Dans le cadre de notre série de chroniques des classiques de la musique japonaise, retour sur un des albums majeurs du mouvement visual kei.
En 1989, X Japan (alors X), groupe dont la notoriété et l’influence dépassent aujourd’hui largement les frontières du Japon, vient de signer un contrat chez CBS Sony après avoir rencontré un succès d’estime suite à la parution de son premier album, Vanishing Vision. La formation menée par Yoshiki reprend alors le chemin des studios avec la volonté de transformer l’essai et de s’affirmer véritablement sur la scène rock de l’époque. Le résultat final dépassera toutes les attentes et l’album s’imposera comme une des pierres angulaires de la J-music.
Si le premier opus bénéficiait déjà d’une cohésion et d’une identité forte, Blue Blood en reprend les caractéristiques pour mieux les sublimer. On retrouve le mélange de hard rock et de musique classique qui faisait l’originalité de Vanishing Vision, et ce dès la piste d’introduction instrumentale, Prologue (~ World Anthem). Cette composition originale de Frank Marino, épique et mélodique, sera par la suite fréquemment utilisée lors des spectaculaires concerts du quintette.
À l’écoute de l’excellente deuxième piste éponyme, la partie semble déjà gagnée pour X Japan : le morceau est puissant, heavy et mélodique. Les musiciens sont tous d’un niveau redoutable : Yoshiki est impressionnant de puissance à la batterie, Pata et hide se montrent d’une grande efficacité aux guitares, la basse de Taiji groove avec virtuosité et ToshI interprète le titre de sa voix unique en s’aventurant sans difficulté dans des registres très aigus. Ce premier titre cristallise toute la maîtrise du groupe de même que le talent d’écriture et l’ambition du leader.
La suite de l’album, éclectique, est globalement d'aussi bonne qualité. La capacité du quintette à composer des tubes rock est évidente sur des chansons comme Week End, Orgasm (sorti en démo auparavant), Kurenai (présent dans une autre version, moins convaincante, sur Vanishing Vision) ou encore X, l’hymne de la formation. Gage de leur potentiel, ces morceaux seront très fréquemment joués en concert, y compis ces dernières années.
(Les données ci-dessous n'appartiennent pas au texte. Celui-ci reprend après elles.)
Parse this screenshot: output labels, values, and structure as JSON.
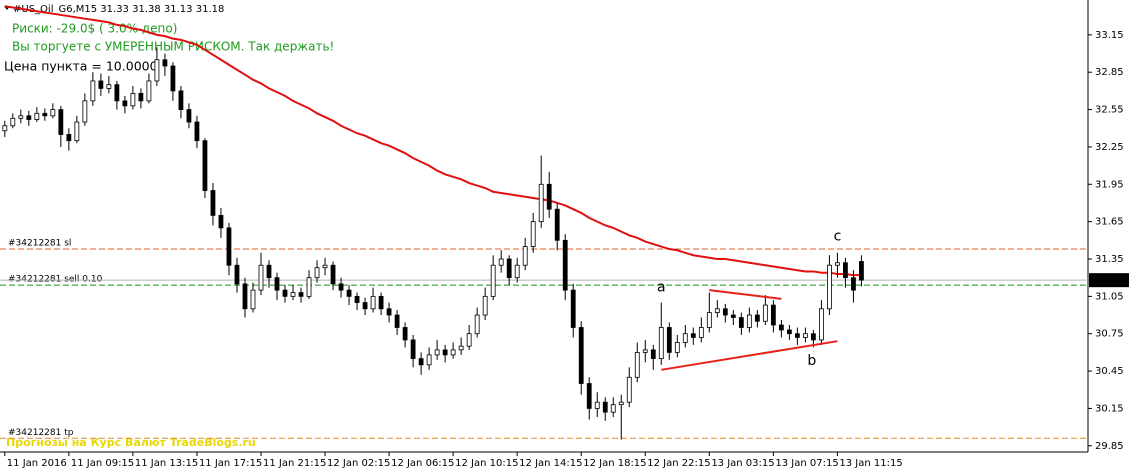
{
  "chart_data": {
    "type": "candlestick",
    "title": "#US_Oil_G6,M15  31.33 31.38 31.13 31.18",
    "risk_text": "Риски: -29.0$ ( 3.0% депо)",
    "risk_message": "Вы торгуете с УМЕРЕННЫМ РИСКОМ. Так держать!",
    "point_value_text": "Цена пункта = 10.0000",
    "watermark": "Прогнозы на Курс Валют TradeBlogs.ru",
    "ylim": [
      29.8,
      33.43
    ],
    "yticks": [
      33.15,
      32.85,
      32.55,
      32.25,
      31.95,
      31.65,
      31.35,
      31.05,
      30.75,
      30.45,
      30.15,
      29.85
    ],
    "xlim": [
      -0.6,
      135.3
    ],
    "xticks": [
      {
        "value": 0,
        "label": "11 Jan 2016"
      },
      {
        "value": 8,
        "label": "11 Jan 09:15"
      },
      {
        "value": 16,
        "label": "11 Jan 13:15"
      },
      {
        "value": 24,
        "label": "11 Jan 17:15"
      },
      {
        "value": 32,
        "label": "11 Jan 21:15"
      },
      {
        "value": 40,
        "label": "12 Jan 02:15"
      },
      {
        "value": 48,
        "label": "12 Jan 06:15"
      },
      {
        "value": 56,
        "label": "12 Jan 10:15"
      },
      {
        "value": 64,
        "label": "12 Jan 14:15"
      },
      {
        "value": 72,
        "label": "12 Jan 18:15"
      },
      {
        "value": 80,
        "label": "12 Jan 22:15"
      },
      {
        "value": 88,
        "label": "13 Jan 03:15"
      },
      {
        "value": 96,
        "label": "13 Jan 07:15"
      },
      {
        "value": 104,
        "label": "13 Jan 11:15"
      }
    ],
    "candles": [
      [
        32.38,
        32.46,
        32.33,
        32.42
      ],
      [
        32.42,
        32.52,
        32.4,
        32.48
      ],
      [
        32.48,
        32.55,
        32.44,
        32.5
      ],
      [
        32.5,
        32.54,
        32.42,
        32.47
      ],
      [
        32.47,
        32.57,
        32.45,
        32.52
      ],
      [
        32.52,
        32.56,
        32.46,
        32.5
      ],
      [
        32.5,
        32.6,
        32.48,
        32.55
      ],
      [
        32.55,
        32.58,
        32.25,
        32.35
      ],
      [
        32.35,
        32.4,
        32.22,
        32.3
      ],
      [
        32.3,
        32.5,
        32.28,
        32.45
      ],
      [
        32.45,
        32.68,
        32.42,
        32.62
      ],
      [
        32.62,
        32.85,
        32.58,
        32.78
      ],
      [
        32.78,
        32.84,
        32.66,
        32.72
      ],
      [
        32.72,
        32.82,
        32.68,
        32.75
      ],
      [
        32.75,
        32.78,
        32.55,
        32.62
      ],
      [
        32.62,
        32.66,
        32.52,
        32.58
      ],
      [
        32.58,
        32.74,
        32.55,
        32.68
      ],
      [
        32.68,
        32.72,
        32.56,
        32.62
      ],
      [
        32.62,
        32.84,
        32.6,
        32.78
      ],
      [
        32.78,
        33.05,
        32.74,
        32.95
      ],
      [
        32.95,
        33.0,
        32.82,
        32.9
      ],
      [
        32.9,
        32.93,
        32.62,
        32.7
      ],
      [
        32.7,
        32.74,
        32.48,
        32.55
      ],
      [
        32.55,
        32.6,
        32.4,
        32.45
      ],
      [
        32.45,
        32.5,
        32.24,
        32.3
      ],
      [
        32.3,
        32.32,
        31.84,
        31.9
      ],
      [
        31.9,
        31.96,
        31.62,
        31.7
      ],
      [
        31.7,
        31.76,
        31.52,
        31.6
      ],
      [
        31.6,
        31.64,
        31.22,
        31.3
      ],
      [
        31.3,
        31.36,
        31.08,
        31.15
      ],
      [
        31.15,
        31.2,
        30.88,
        30.95
      ],
      [
        30.95,
        31.16,
        30.92,
        31.1
      ],
      [
        31.1,
        31.4,
        31.06,
        31.3
      ],
      [
        31.3,
        31.34,
        31.12,
        31.2
      ],
      [
        31.2,
        31.24,
        31.02,
        31.1
      ],
      [
        31.1,
        31.14,
        31.0,
        31.05
      ],
      [
        31.05,
        31.14,
        31.02,
        31.08
      ],
      [
        31.08,
        31.12,
        31.0,
        31.05
      ],
      [
        31.05,
        31.26,
        31.03,
        31.2
      ],
      [
        31.2,
        31.34,
        31.16,
        31.28
      ],
      [
        31.28,
        31.36,
        31.22,
        31.3
      ],
      [
        31.3,
        31.33,
        31.1,
        31.15
      ],
      [
        31.15,
        31.2,
        31.04,
        31.1
      ],
      [
        31.1,
        31.14,
        30.98,
        31.05
      ],
      [
        31.05,
        31.08,
        30.94,
        31.0
      ],
      [
        31.0,
        31.04,
        30.9,
        30.95
      ],
      [
        30.95,
        31.12,
        30.92,
        31.05
      ],
      [
        31.05,
        31.08,
        30.9,
        30.95
      ],
      [
        30.95,
        31.0,
        30.84,
        30.9
      ],
      [
        30.9,
        30.94,
        30.74,
        30.8
      ],
      [
        30.8,
        30.84,
        30.64,
        30.7
      ],
      [
        30.7,
        30.74,
        30.48,
        30.55
      ],
      [
        30.55,
        30.6,
        30.42,
        30.5
      ],
      [
        30.5,
        30.64,
        30.46,
        30.58
      ],
      [
        30.58,
        30.7,
        30.54,
        30.62
      ],
      [
        30.62,
        30.66,
        30.52,
        30.58
      ],
      [
        30.58,
        30.68,
        30.55,
        30.62
      ],
      [
        30.62,
        30.72,
        30.58,
        30.65
      ],
      [
        30.65,
        30.82,
        30.62,
        30.75
      ],
      [
        30.75,
        30.96,
        30.72,
        30.9
      ],
      [
        30.9,
        31.12,
        30.86,
        31.05
      ],
      [
        31.05,
        31.38,
        31.02,
        31.3
      ],
      [
        31.3,
        31.42,
        31.24,
        31.35
      ],
      [
        31.35,
        31.38,
        31.14,
        31.2
      ],
      [
        31.2,
        31.36,
        31.16,
        31.3
      ],
      [
        31.3,
        31.52,
        31.26,
        31.45
      ],
      [
        31.45,
        31.72,
        31.4,
        31.65
      ],
      [
        31.65,
        32.18,
        31.6,
        31.95
      ],
      [
        31.95,
        32.05,
        31.68,
        31.75
      ],
      [
        31.75,
        31.8,
        31.42,
        31.5
      ],
      [
        31.5,
        31.55,
        31.02,
        31.1
      ],
      [
        31.1,
        31.15,
        30.72,
        30.8
      ],
      [
        30.8,
        30.85,
        30.26,
        30.35
      ],
      [
        30.35,
        30.4,
        30.06,
        30.15
      ],
      [
        30.15,
        30.28,
        30.08,
        30.2
      ],
      [
        30.2,
        30.24,
        30.05,
        30.12
      ],
      [
        30.12,
        30.24,
        30.08,
        30.18
      ],
      [
        30.18,
        30.26,
        29.9,
        30.2
      ],
      [
        30.2,
        30.48,
        30.16,
        30.4
      ],
      [
        30.4,
        30.68,
        30.36,
        30.6
      ],
      [
        30.6,
        30.7,
        30.52,
        30.62
      ],
      [
        30.62,
        30.66,
        30.46,
        30.55
      ],
      [
        30.55,
        31.0,
        30.5,
        30.8
      ],
      [
        30.8,
        30.84,
        30.54,
        30.6
      ],
      [
        30.6,
        30.74,
        30.56,
        30.68
      ],
      [
        30.68,
        30.82,
        30.64,
        30.75
      ],
      [
        30.75,
        30.8,
        30.66,
        30.72
      ],
      [
        30.72,
        30.88,
        30.68,
        30.8
      ],
      [
        30.8,
        31.08,
        30.76,
        30.92
      ],
      [
        30.92,
        31.02,
        30.88,
        30.95
      ],
      [
        30.95,
        30.99,
        30.84,
        30.9
      ],
      [
        30.9,
        30.94,
        30.82,
        30.88
      ],
      [
        30.88,
        30.92,
        30.74,
        30.8
      ],
      [
        30.8,
        30.96,
        30.76,
        30.9
      ],
      [
        30.9,
        30.94,
        30.8,
        30.85
      ],
      [
        30.85,
        31.06,
        30.82,
        30.98
      ],
      [
        30.98,
        31.02,
        30.76,
        30.82
      ],
      [
        30.82,
        30.86,
        30.72,
        30.78
      ],
      [
        30.78,
        30.82,
        30.7,
        30.75
      ],
      [
        30.75,
        30.8,
        30.66,
        30.72
      ],
      [
        30.72,
        30.8,
        30.68,
        30.75
      ],
      [
        30.75,
        30.78,
        30.64,
        30.7
      ],
      [
        30.7,
        31.02,
        30.66,
        30.95
      ],
      [
        30.95,
        31.38,
        30.9,
        31.3
      ],
      [
        31.3,
        31.4,
        31.2,
        31.32
      ],
      [
        31.32,
        31.36,
        31.12,
        31.2
      ],
      [
        31.2,
        31.26,
        31.0,
        31.1
      ],
      [
        31.33,
        31.38,
        31.13,
        31.18
      ]
    ],
    "moving_average": {
      "color": "#e01010",
      "values": [
        33.38,
        33.37,
        33.36,
        33.35,
        33.34,
        33.33,
        33.32,
        33.31,
        33.3,
        33.29,
        33.28,
        33.27,
        33.26,
        33.25,
        33.23,
        33.22,
        33.2,
        33.19,
        33.17,
        33.15,
        33.14,
        33.12,
        33.11,
        33.09,
        33.07,
        33.03,
        32.99,
        32.95,
        32.91,
        32.87,
        32.83,
        32.79,
        32.76,
        32.72,
        32.69,
        32.66,
        32.62,
        32.59,
        32.56,
        32.52,
        32.49,
        32.46,
        32.42,
        32.39,
        32.36,
        32.34,
        32.31,
        32.28,
        32.26,
        32.23,
        32.2,
        32.16,
        32.13,
        32.1,
        32.06,
        32.03,
        32.01,
        31.99,
        31.96,
        31.94,
        31.92,
        31.89,
        31.88,
        31.87,
        31.86,
        31.85,
        31.84,
        31.83,
        31.82,
        31.8,
        31.78,
        31.75,
        31.72,
        31.68,
        31.65,
        31.62,
        31.6,
        31.57,
        31.54,
        31.52,
        31.49,
        31.47,
        31.45,
        31.43,
        31.42,
        31.4,
        31.38,
        31.37,
        31.36,
        31.35,
        31.35,
        31.34,
        31.33,
        31.32,
        31.31,
        31.3,
        31.29,
        31.28,
        31.27,
        31.26,
        31.25,
        31.25,
        31.24,
        31.24,
        31.23,
        31.23,
        31.22,
        31.22
      ]
    },
    "levels": [
      {
        "label": "#34212281 sl",
        "value": 31.43,
        "color": "#e0602a"
      },
      {
        "label": "#34212281 sell 0.10",
        "value": 31.14,
        "color": "#1e8c1e"
      },
      {
        "label": "#34212281 tp",
        "value": 29.91,
        "color": "#e0902a"
      }
    ],
    "bid": {
      "value": 31.18,
      "color": "#b4b4b4"
    },
    "trendlines": [
      {
        "x": [
          88,
          97
        ],
        "y": [
          31.1,
          31.03
        ],
        "color": "#e8201a"
      },
      {
        "x": [
          82,
          104
        ],
        "y": [
          30.46,
          30.69
        ],
        "color": "#e8201a"
      }
    ],
    "annotations": [
      {
        "text": "a",
        "x": 82,
        "y": 31.12
      },
      {
        "text": "b",
        "x": 100.8,
        "y": 30.53
      },
      {
        "text": "c",
        "x": 104,
        "y": 31.53
      }
    ]
  }
}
L’album contient également deux superbes ballades, Endless Rain et Unfinished. La première, véritable chef d’œuvre, peut être considérée comme un des meilleurs titres d’X Japan avec sa mélodie puissante, son orchestration symphonique et son superbe solo de guitares. Présente dans une version bien moins aboutie sur l’opus précédent, la seconde est extrêmement bien écrite et l’on peut juste regretter l’absence de solo de guitare qui aurait pu la hisser au rang de plus belle ballade du groupe. Ces deux perles sonores permettent en outre d'apprécier les talents de pianiste de Yoshiki.
Trois titres sont toutefois moins convaincants que les autres. Le premier, Easy Fight Rambling, est une chanson hard rock 80’s sans l’originalité qui fait toute la saveur du groupe. L’instrumental XClamation déçoit par son intérêt relatif et son manque de cohésion par rapport au reste de l’album, même s’il permet d’apprécier les talents de bassiste de Taiji. Enfin, Celebration, composée par hide, est malheureusement bien moins bonne dans cette version chantée par ToshI que dans celle que le célèbre guitariste interprétera lui-même sur scène par la suite.
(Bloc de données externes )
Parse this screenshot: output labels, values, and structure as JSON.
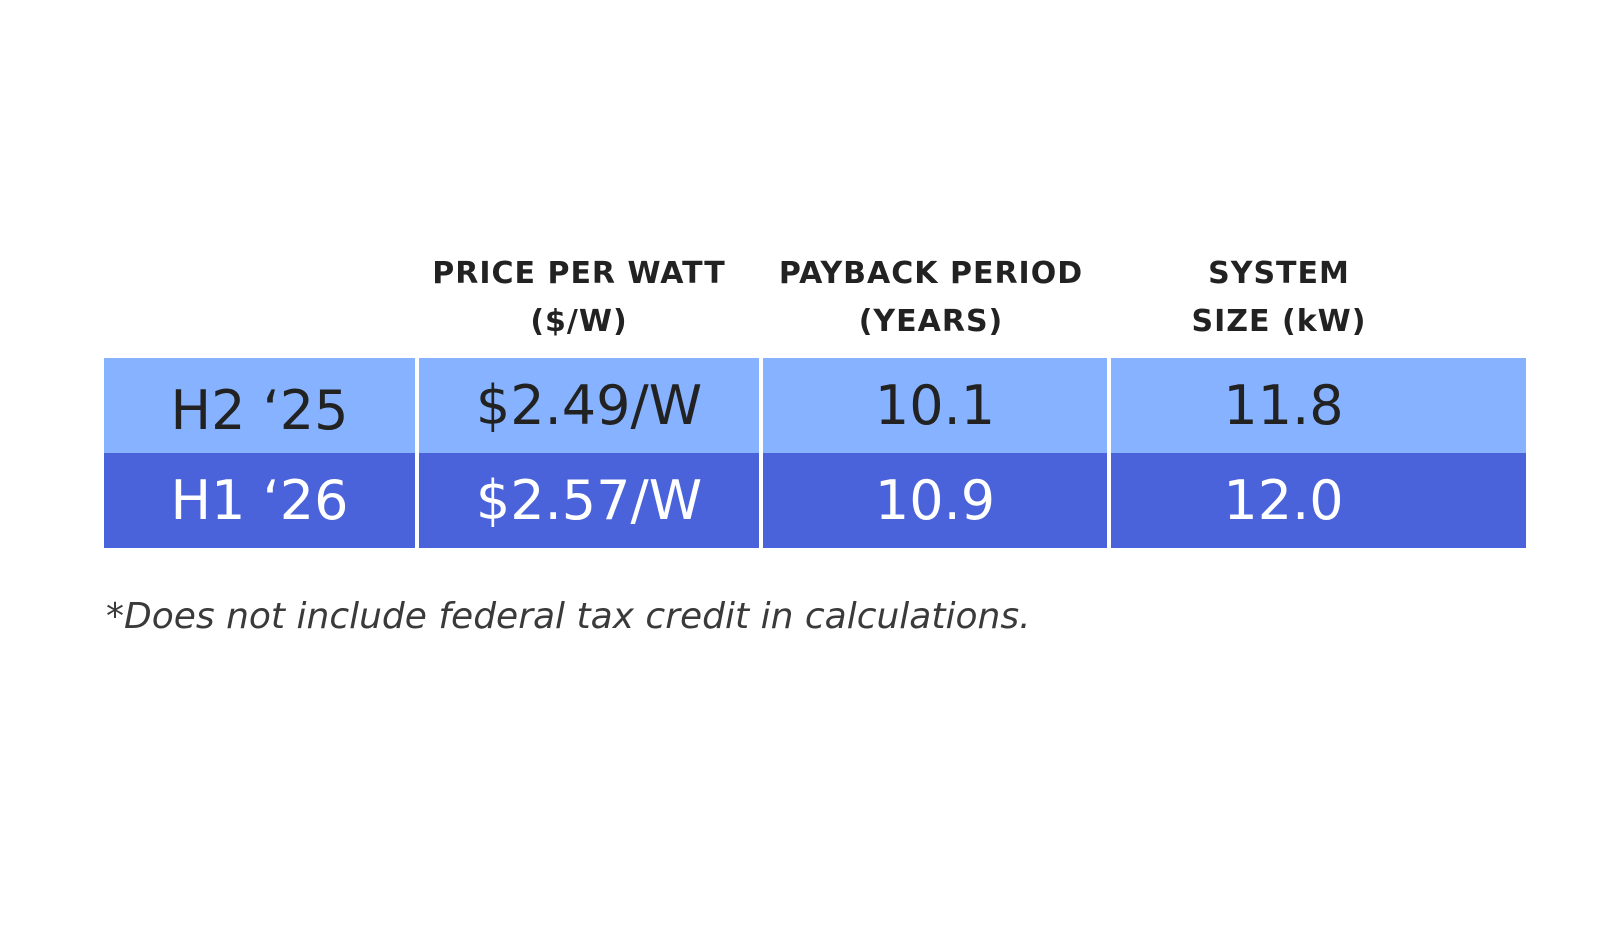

Enfin, Rose Of Pain, pièce épique de presque douze minutes qui préfigure le chef d’œuvre Art Of Life publié quatre ans plus tard, prouve si besoin est les capacités de Yoshiki à écrire des pièces musicales exceptionnelles, sombres et poétiques, tout en parvenant à une fantastique fusion des genres entre classique et hard rock.
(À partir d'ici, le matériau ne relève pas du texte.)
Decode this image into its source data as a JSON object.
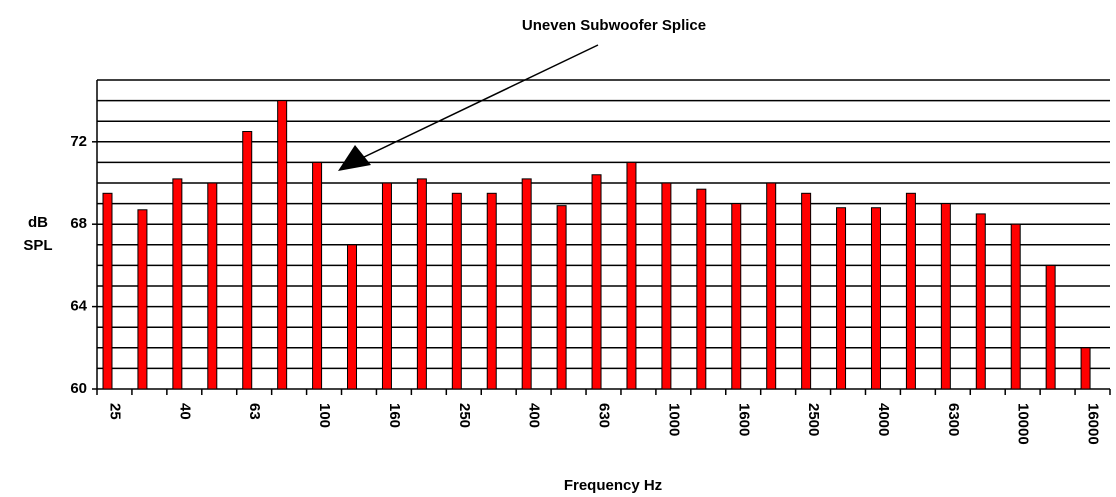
{
  "chart_data": {
    "type": "bar",
    "annotation": "Uneven Subwoofer Splice",
    "xlabel": "Frequency Hz",
    "ylabel": [
      "dB",
      "SPL"
    ],
    "categories": [
      "25",
      null,
      "40",
      null,
      "63",
      null,
      "100",
      null,
      "160",
      null,
      "250",
      null,
      "400",
      null,
      "630",
      null,
      "1000",
      null,
      "1600",
      null,
      "2500",
      null,
      "4000",
      null,
      "6300",
      null,
      "10000",
      null,
      "16000"
    ],
    "values": [
      69.5,
      68.7,
      70.2,
      70,
      72.5,
      74,
      71,
      67,
      70,
      70.2,
      69.5,
      69.5,
      70.2,
      68.9,
      70.4,
      71,
      70,
      69.7,
      69,
      70,
      69.5,
      68.8,
      68.8,
      69.5,
      69,
      68.5,
      68,
      66,
      62
    ],
    "color": "#ff0000",
    "ylim": [
      60,
      75
    ],
    "yticks": [
      60,
      64,
      68,
      72
    ],
    "minor_yticks": [
      61,
      62,
      63,
      65,
      66,
      67,
      69,
      70,
      71,
      73,
      74,
      75
    ],
    "grid": true
  }
}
X Japan réussit donc l’exploit de sortir un grand album devenu une référence incontournable dans le monde de la J-music et du rock en général, le slogan présent sur la pochette donnant son nom au mouvement visual kei. Blue Blood, malgré la production décevante qui ne donne pas aux morceaux l’écrin sonore qu’ils méritent, est l’album de la consécration pour la formation, qui choisira d’ailleurs d’appliquer la même recette sur l’opus suivant, Jealousy, où le manque de prise de risque sera compensé par un bien meilleur son et des compositions globalement toujours aussi bonnes.
Yoshiki, véritable âme du groupe, signe ici huit des douze compositions et en co-signe une, ce qui illustre une fois de plus sa domination au sein du quintette.
Consécutivement à la sortie de l’album, X Japan entreprendra le mythique Blue Blood Tour pour défendre le disque sur scène (malheureusement interrompu suite à une blessure du leader lors d’une représentation), permettant aux morceaux de prendre une autre dimension lors des concerts magistraux des désormais légendaires fondateurs du visual kei.